With telemedicine, patients have access to extensive and diverse expertise with more treatment options, while saving time and expense by limiting travel to a distant treatment facility. Physicians within a healthcare network can access patient records and share files through encrypted, HIPPA-compliant technology to discuss test results, treatment options, and more.

Telemedicine does not completely eliminate the need for patients to travel for certain aspects of treatment and in-person doctor visits. But the robust communications technology effectively extends the reach of healthcare providers by allowing some consultations and follow-ups to take place remotely. This is vitally important in many areas of Texas, where access to specialty healthcare is limited or even non-existent.

For example, if a patient in Houston, Austin, or El Paso, has been identified as a potential candidate for highly precise proton therapy, the team at Texas Center for Proton Therapy in Irving, Texas, can use telemedicine to conduct a preliminary consultation with the patient to determine if the treatment is appropriate for them. The patient may only have to travel for treatment because consultations and some follow-ups may be conducted via telemedicine. The same is true of treatment for patients of Texas Oncology’s Austin Brain Tumor Center, helping make world renowned brain cancer expertise available to patients regardless of where they live.

The patient visits their local physician’s office for the appointment, where the appropriate specialist is added remotely via telemedicine technology.
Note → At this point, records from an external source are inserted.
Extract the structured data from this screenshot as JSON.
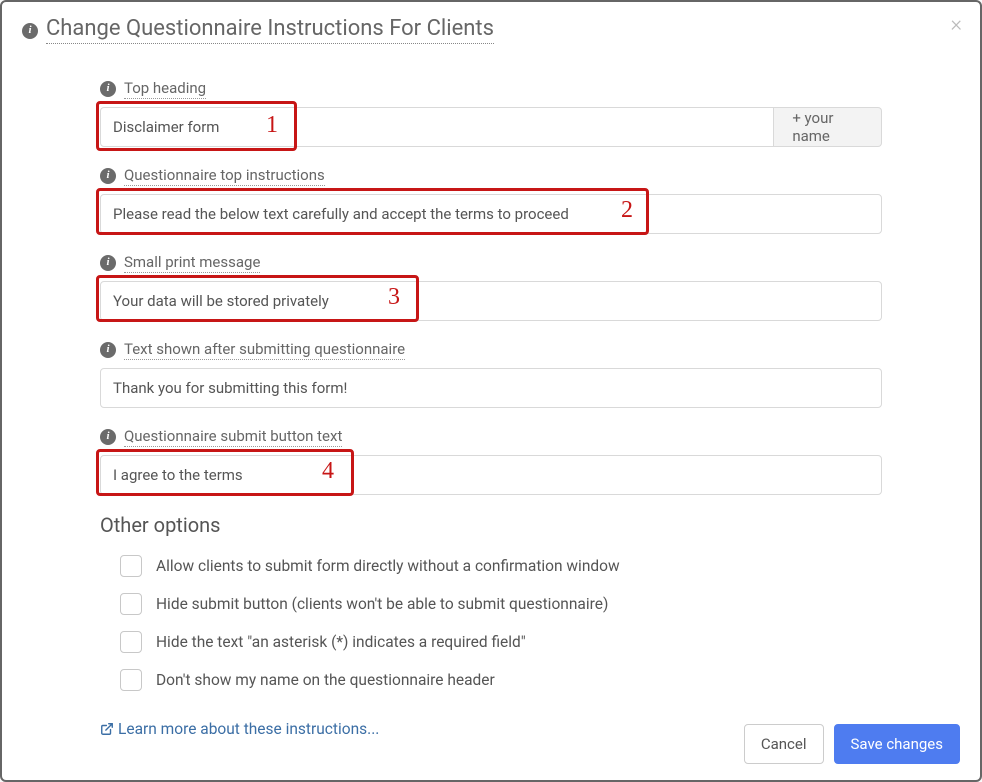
{
  "modal": {
    "title": "Change Questionnaire Instructions For Clients"
  },
  "fields": {
    "top_heading": {
      "label": "Top heading",
      "value": "Disclaimer form",
      "addon": "+ your name"
    },
    "top_instructions": {
      "label": "Questionnaire top instructions",
      "value": "Please read the below text carefully and accept the terms to proceed"
    },
    "small_print": {
      "label": "Small print message",
      "value": "Your data will be stored privately"
    },
    "after_submit": {
      "label": "Text shown after submitting questionnaire",
      "value": "Thank you for submitting this form!"
    },
    "submit_btn_text": {
      "label": "Questionnaire submit button text",
      "value": "I agree to the terms"
    }
  },
  "options_heading": "Other options",
  "options": [
    "Allow clients to submit form directly without a confirmation window",
    "Hide submit button (clients won't be able to submit questionnaire)",
    "Hide the text \"an asterisk (*) indicates a required field\"",
    "Don't show my name on the questionnaire header"
  ],
  "learn_more": "Learn more about these instructions...",
  "footer": {
    "cancel": "Cancel",
    "save": "Save changes"
  },
  "annotations": {
    "1": "1",
    "2": "2",
    "3": "3",
    "4": "4"
  }
}
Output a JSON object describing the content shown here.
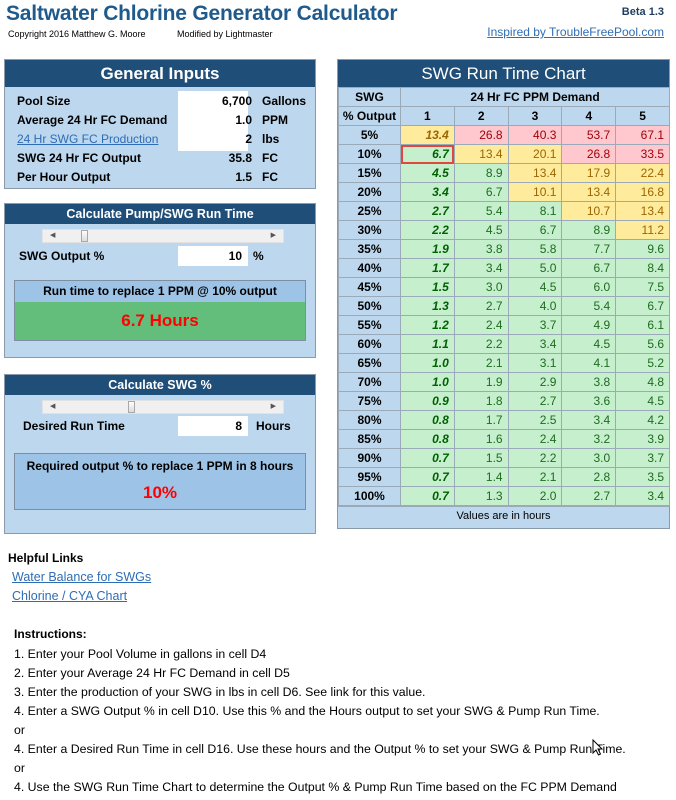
{
  "header": {
    "title": "Saltwater Chlorine Generator Calculator",
    "copyright": "Copyright 2016 Matthew G. Moore",
    "modified": "Modified by Lightmaster",
    "version": "Beta 1.3",
    "inspired_link": "Inspired by TroubleFreePool.com"
  },
  "general_inputs": {
    "title": "General Inputs",
    "rows": [
      {
        "label": "Pool Size",
        "value": "6,700",
        "unit": "Gallons"
      },
      {
        "label": "Average 24 Hr FC Demand",
        "value": "1.0",
        "unit": "PPM"
      },
      {
        "label": "24 Hr SWG FC Production",
        "value": "2",
        "unit": "lbs"
      },
      {
        "label": "SWG 24 Hr FC Output",
        "value": "35.8",
        "unit": "FC"
      },
      {
        "label": "Per Hour Output",
        "value": "1.5",
        "unit": "FC"
      }
    ]
  },
  "pump_calc": {
    "title": "Calculate Pump/SWG Run Time",
    "slider_fraction": 0.1,
    "input_label": "SWG Output %",
    "input_value": "10",
    "input_unit": "%",
    "result_label": "Run time to replace 1 PPM @ 10% output",
    "result_value": "6.7 Hours"
  },
  "swg_calc": {
    "title": "Calculate SWG %",
    "slider_fraction": 0.33,
    "input_label": "Desired Run Time",
    "input_value": "8",
    "input_unit": "Hours",
    "result_label": "Required output % to replace 1 PPM in 8 hours",
    "result_value": "10%"
  },
  "run_time_chart": {
    "title": "SWG Run Time Chart",
    "row_header_line1": "SWG",
    "row_header_line2": "% Output",
    "column_group_header": "24 Hr FC PPM Demand",
    "columns": [
      "1",
      "2",
      "3",
      "4",
      "5"
    ],
    "rows": [
      {
        "label": "5%",
        "values": [
          "13.4",
          "26.8",
          "40.3",
          "53.7",
          "67.1"
        ],
        "colors": [
          "y",
          "r",
          "r",
          "r",
          "r"
        ]
      },
      {
        "label": "10%",
        "values": [
          "6.7",
          "13.4",
          "20.1",
          "26.8",
          "33.5"
        ],
        "colors": [
          "g",
          "y",
          "y",
          "r",
          "r"
        ]
      },
      {
        "label": "15%",
        "values": [
          "4.5",
          "8.9",
          "13.4",
          "17.9",
          "22.4"
        ],
        "colors": [
          "g",
          "g",
          "y",
          "y",
          "y"
        ]
      },
      {
        "label": "20%",
        "values": [
          "3.4",
          "6.7",
          "10.1",
          "13.4",
          "16.8"
        ],
        "colors": [
          "g",
          "g",
          "y",
          "y",
          "y"
        ]
      },
      {
        "label": "25%",
        "values": [
          "2.7",
          "5.4",
          "8.1",
          "10.7",
          "13.4"
        ],
        "colors": [
          "g",
          "g",
          "g",
          "y",
          "y"
        ]
      },
      {
        "label": "30%",
        "values": [
          "2.2",
          "4.5",
          "6.7",
          "8.9",
          "11.2"
        ],
        "colors": [
          "g",
          "g",
          "g",
          "g",
          "y"
        ]
      },
      {
        "label": "35%",
        "values": [
          "1.9",
          "3.8",
          "5.8",
          "7.7",
          "9.6"
        ],
        "colors": [
          "g",
          "g",
          "g",
          "g",
          "g"
        ]
      },
      {
        "label": "40%",
        "values": [
          "1.7",
          "3.4",
          "5.0",
          "6.7",
          "8.4"
        ],
        "colors": [
          "g",
          "g",
          "g",
          "g",
          "g"
        ]
      },
      {
        "label": "45%",
        "values": [
          "1.5",
          "3.0",
          "4.5",
          "6.0",
          "7.5"
        ],
        "colors": [
          "g",
          "g",
          "g",
          "g",
          "g"
        ]
      },
      {
        "label": "50%",
        "values": [
          "1.3",
          "2.7",
          "4.0",
          "5.4",
          "6.7"
        ],
        "colors": [
          "g",
          "g",
          "g",
          "g",
          "g"
        ]
      },
      {
        "label": "55%",
        "values": [
          "1.2",
          "2.4",
          "3.7",
          "4.9",
          "6.1"
        ],
        "colors": [
          "g",
          "g",
          "g",
          "g",
          "g"
        ]
      },
      {
        "label": "60%",
        "values": [
          "1.1",
          "2.2",
          "3.4",
          "4.5",
          "5.6"
        ],
        "colors": [
          "g",
          "g",
          "g",
          "g",
          "g"
        ]
      },
      {
        "label": "65%",
        "values": [
          "1.0",
          "2.1",
          "3.1",
          "4.1",
          "5.2"
        ],
        "colors": [
          "g",
          "g",
          "g",
          "g",
          "g"
        ]
      },
      {
        "label": "70%",
        "values": [
          "1.0",
          "1.9",
          "2.9",
          "3.8",
          "4.8"
        ],
        "colors": [
          "g",
          "g",
          "g",
          "g",
          "g"
        ]
      },
      {
        "label": "75%",
        "values": [
          "0.9",
          "1.8",
          "2.7",
          "3.6",
          "4.5"
        ],
        "colors": [
          "g",
          "g",
          "g",
          "g",
          "g"
        ]
      },
      {
        "label": "80%",
        "values": [
          "0.8",
          "1.7",
          "2.5",
          "3.4",
          "4.2"
        ],
        "colors": [
          "g",
          "g",
          "g",
          "g",
          "g"
        ]
      },
      {
        "label": "85%",
        "values": [
          "0.8",
          "1.6",
          "2.4",
          "3.2",
          "3.9"
        ],
        "colors": [
          "g",
          "g",
          "g",
          "g",
          "g"
        ]
      },
      {
        "label": "90%",
        "values": [
          "0.7",
          "1.5",
          "2.2",
          "3.0",
          "3.7"
        ],
        "colors": [
          "g",
          "g",
          "g",
          "g",
          "g"
        ]
      },
      {
        "label": "95%",
        "values": [
          "0.7",
          "1.4",
          "2.1",
          "2.8",
          "3.5"
        ],
        "colors": [
          "g",
          "g",
          "g",
          "g",
          "g"
        ]
      },
      {
        "label": "100%",
        "values": [
          "0.7",
          "1.3",
          "2.0",
          "2.7",
          "3.4"
        ],
        "colors": [
          "g",
          "g",
          "g",
          "g",
          "g"
        ]
      }
    ],
    "selected_cell": {
      "row": 1,
      "col": 0
    },
    "footer": "Values are in hours"
  },
  "helpful_links": {
    "title": "Helpful Links",
    "links": [
      "Water Balance for SWGs",
      "Chlorine / CYA Chart"
    ]
  },
  "instructions": {
    "title": "Instructions:",
    "lines": [
      "1. Enter your Pool Volume in gallons in cell D4",
      "2. Enter your Average 24 Hr FC Demand in cell D5",
      "3. Enter the production of your SWG in lbs in cell D6.  See link for this value.",
      "4. Enter a SWG Output % in cell D10.  Use this % and the Hours output to set your SWG & Pump Run Time.",
      "or",
      "4. Enter a Desired Run Time in cell D16.  Use these hours and the Output % to set your SWG & Pump Run Time.",
      "or",
      "4. Use the SWG Run Time Chart to determine the Output % & Pump Run Time based on the FC PPM Demand"
    ]
  },
  "colors": {
    "header_blue": "#1F4E79",
    "panel_blue": "#BDD7EE",
    "good_green": "#C6EFCE",
    "warn_yellow": "#FFEB9C",
    "bad_red": "#FFC7CE",
    "result_green": "#63BE7B",
    "result_text_red": "#FF0000"
  }
}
Specialties available also include blood and marrow transplant, CAR-T therapy, pediatric hematology or oncology, and advance care planning.

Within our Texas Oncology network, telemedicine makes it possible for patients to connect with more than 420 physicians by allowing some consultations and follow-up to take place remotely. Consultations can include voice, videoconferencing, sharing and reviewing scans and images, coordination of local supportive care, symptom management – or any combination of those services as clinical circumstances require.

Telemedicine is making it possible to reach more patients and to deliver care more efficiently and conveniently, regardless of the location of the patient or physician. The future of cancer care is exciting, and I’m proud to work for a network that embraces telemedicine that is effective for patients and doesn’t compromise quality or confidentiality – even when a patient is hundreds of miles away.